Die Werke von Yoshitoshi ABe sind sicherlich alles andere als leicht verdaubar. Bereits sein visionäres Debüt Serial Experiments Lain (Review hier) vermengte philosophische Fragen um die eigene Existenz mit einem realistischen Ausblick auf die zunehmende digitale Vernetzung. Und auch das u.a. von Haruki Murakamis Roman „Hardboiled-Wonderland und das Ende der Welt“ inspirierte Haibane Renmei nimmt allerlei religiöse, literarische und philosophische Versatzstücke und kreiert daraus ein faszinierendes, aber gleichermaßen hermeneutisch verklausuliertes Machwerk, dessen intertextuelle Zusammenhänge nicht immer klar ersichtlich sind. Im Gegensatz zum erzählerisch und visuell ungemein sperrigen Serial Experiments Lain ist Haibane Renmei aber dennoch deutlich zugänglicher und lässt sich durch das malerische Artdesign und den tiefmelancholischen, aber gleichermaßen lebensbejahenden Tonfall in größeren Dosen konsumieren als SEL. Dabei beruht der 13-Episoden starke Anime auf der Dōjinshi-Reihe von ABe, die sich unter dem Titel Old Home no Haibane-tachi wiederum in groben Zügen an seinem Artbook „Charcoal Feather Federation“ von 1998 anlehnt. Mit der Gesamtausgabe von Haibane Renmei brachte Nipponart den Anime bereits am 8. Dezember 2017 erstmalig auf Blu-Ray heraus. Deshalb an dieser Stelle das obligatorische Dankeschön für die Bereitstellung des Musterexemplars!

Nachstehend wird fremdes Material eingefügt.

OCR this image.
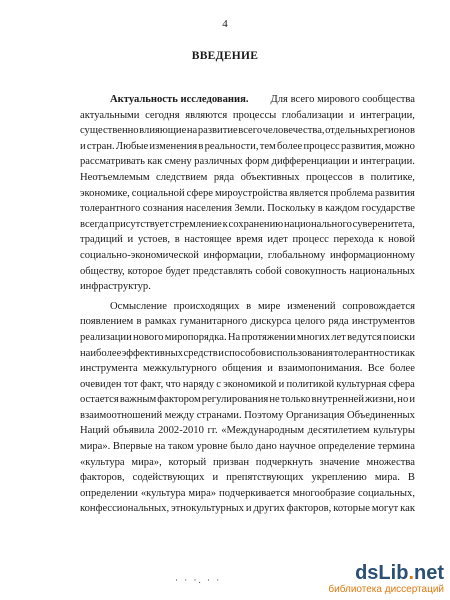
4
ВВЕДЕНИЕ
Актуальность исследования.	Для всего мирового сообщества
актуальными сегодня являются процессы глобализации и интеграции,
существенно влияющие на развитие всего человечества, отдельных регионов
и стран. Любые изменения в реальности, тем более процесс развития, можно
рассматривать как смену различных форм дифференциации и интеграции.
Неотъемлемым следствием ряда объективных процессов в политике,
экономике, социальной сфере мироустройства является проблема развития
толерантного сознания населения Земли. Поскольку в каждом государстве
всегда присутствует стремление к сохранению национального суверенитета,
традиций и устоев, в настоящее время идет процесс перехода к новой
социально-экономической информации, глобальному информационному
обществу, которое будет представлять собой совокупность национальных
инфраструктур.
Осмысление происходящих в мире изменений сопровождается
появлением в рамках гуманитарного дискурса целого ряда инструментов
реализации нового миропорядка. На протяжении многих лет ведутся поиски
наиболее эффективных средств и способов использования толерантности как
инструмента межкультурного общения и взаимопонимания. Все более
очевиден тот факт, что наряду с экономикой и политикой культурная сфера
остается важным фактором регулирования не только внутренней жизни, но и
взаимоотношений между странами. Поэтому Организация Объединенных
Наций объявила 2002-2010 гг. «Международным десятилетием культуры
мира». Впервые на таком уровне было дано научное определение термина
«культура мира», который призван подчеркнуть значение множества
факторов, содействующих и препятствующих укреплению мира. В
определении «культура мира» подчеркивается многообразие социальных,
конфессиональных, этнокультурных и других факторов, которые могут как
· · ·. · ·	dsLib.net
библиотека диссертаций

STORY // To recognize one’s own sin is to have no sin. It is the riddle of the ‘Circle of Sin’.“
Ein vermeintlich endloser Fall – Ein junges Mädchen, gehüllt in ein weißes Leinengewand, stürzt aus luftiger Höhe gen Erde, lediglich begleitet von einem einsamen Raben, der sich scheinbar schützend um sie zu legen sucht. Sie wirkt dabei bedächtig ruhig und frei von Angst, das Herz hingegen ist kalt. Ist das alles bloß ein Traum? Zartfühlige Klavierklänge ertönen – Diese Eingangssequenz markiert den Geburtsprozess der Protagonistin als sogenannte Haibane. Ihre Ankunft wird bereits erwartet – Schon bald wird sie aus dem schützenden Kokon befreit, der den neuen Lebensabschnitt in ihrer vorläufigen neuen Heimat „Old Home“ markiert. Haibane kommen unterschiedlichen Alters zur Welt, meist jedoch als Kinder- oder Jugendliche. Sie wird auf den Namen „Rakka“ getauft, das japanische Wort für „fallen“ – Jede Haibane wird nach dem letzten Traum benannt, den sie innerhalb des Kokons zuletzt geträumt hat. Die Haibane (jap. für „Aschflügel“) sind engelsähnliche Wesen mit aschgrauen Flügeln und Heiligenschein, die in Gemeinschaft ihrer Artgenossen in einem klosterähnlichen Verband zusammenleben. Es gibt zwei Rückzugsorte für die Haibane: So leben die einen in den schützenden Mauern des „Old Homes“, die andere Gemeinschaft hingegen in einer Fabrik am anderen Ende der Stadt. Die Welt für die Haibane ist äußerst limitiert – Die Stadt mitsamt ihrer ländlichen Umgebung wird von riesigen Mauern umgeben. Keinem Haibane ist es gestattet, diese Mauern zu überqueren oder zu sehen, was dahinterliegt. Das ist ein Privileg, das ausschließlich den Händlern, den sogenannten „Toga“ sowie den Raben vorbehalten ist. Das tägliche Leben wird von dem namensgebenden Haibane Renmei verwaltet (dem „Grauflügelbund“) – In der Stadt Glie koexistieren die Haibane friedlich mit den Menschen und gehen auch ehrenamtlich regulären Berufen nach, sind aber an bestimmte Gesetzmäßigkeiten ihrer Zunft gebunden: So dürfen sie zwar über Besitz verfügen, sind aber auf Schenkungen angewiesen – zudem darf ihr Besitz nur aus zweiter Hand stammen. Geld verdienen dürfen sie demnach nicht. Mit den „Toga“ hingegen darf kein Wort gewechselt werden, die Kommunikation findet ausschließlich über ein fest definierte Zeichensprache statt.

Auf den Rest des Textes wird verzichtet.